Cannes 2009 : les spartiates sont de rigueur aux pieds des festivalières. Mais c’est dans l’Empire romain que la sélection officielle nous emmène, avec le bel Agora d’Alejandro Amenabar.

Nous sommes au IVème s., dans une Alexandrie déchirée par la montée du Christianisme et les luttes religieuses. Signe des temps : sa « légendaire » bibliothèque est saccagée au nom de la lutte contre le paganisme. Toute la sagesse de ses rouleaux part en fumée. Au milieu des violences, Hypatie (Rachel Weisz), astronome, philosophe et athée, cherche dans le ciel un ordre et une perfection à opposer à ce chaos.
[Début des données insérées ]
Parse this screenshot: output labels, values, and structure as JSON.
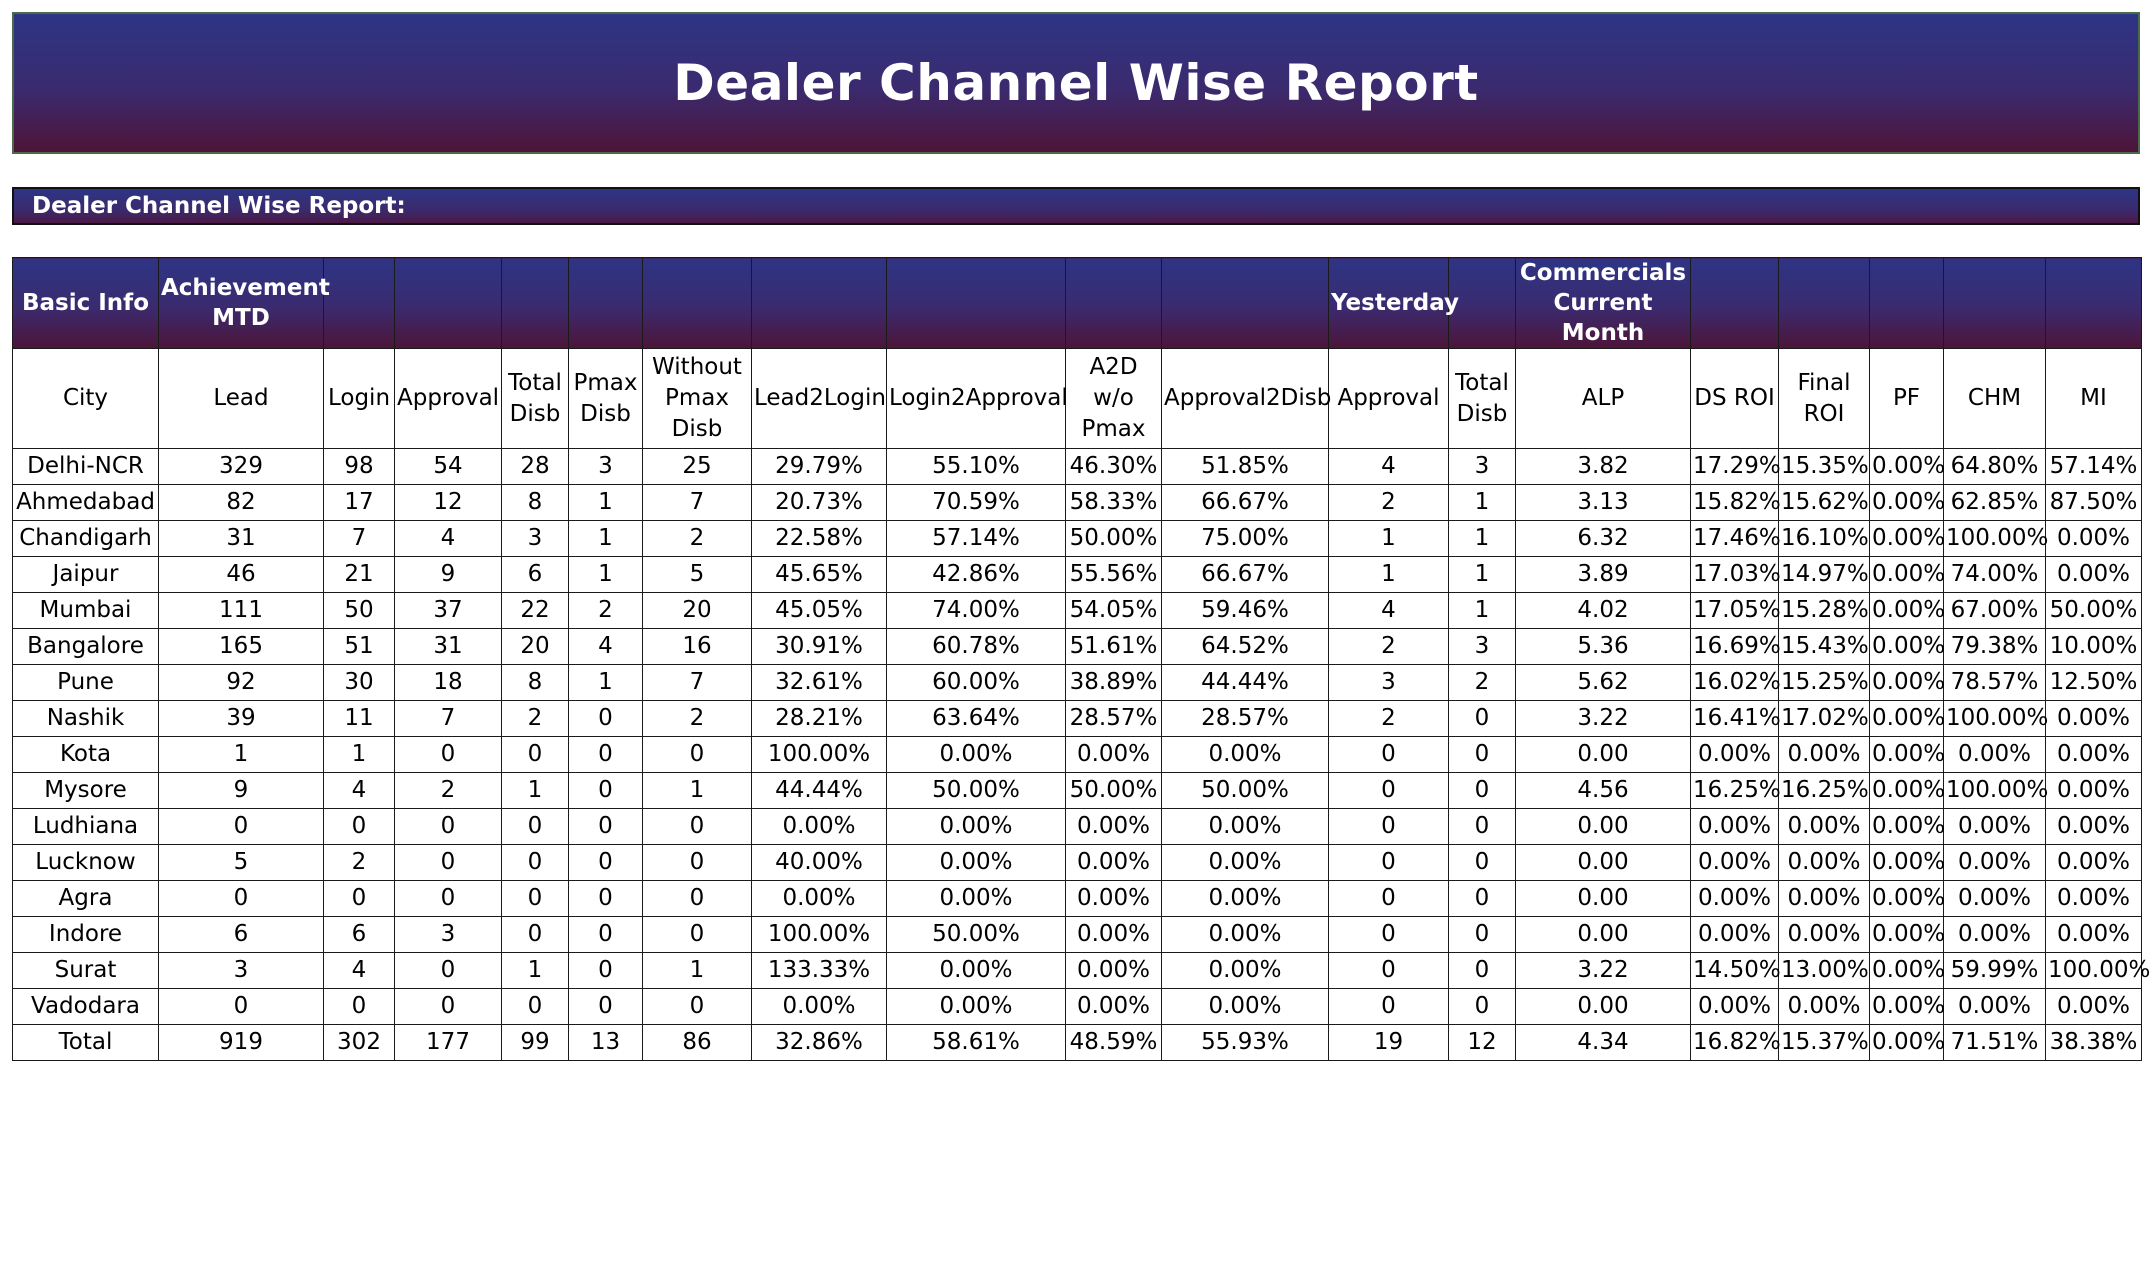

Agora reprend avec pertinence les ingrédients du genre (l’epic) et sa logique binaire – la sagesse d’une femme /la démesure des hommes, l’amour/la raison d’Etat, la foi/la science, les passions humaines/la philosophie etc. – pour jouer avec finesse du manichéisme et construire des personnages convaincants. Violente satire du fanatisme religieux, Agora fait signe vers l’actualité (la destruction des statues païennes rappelle bien d’autres récentes réactions iconoclastes) pour dresser un tableau pessimiste de la puissance destructrice des passions humaines. La reconstitution est somptueuse, qui plonge le spectateur dans une débauche de mosaïques et de marbres polychromes, et joue des effets spéciaux pour mettre en regard le ciel et la terre. Les hommes ne sont que des fourmis, vus d’en haut.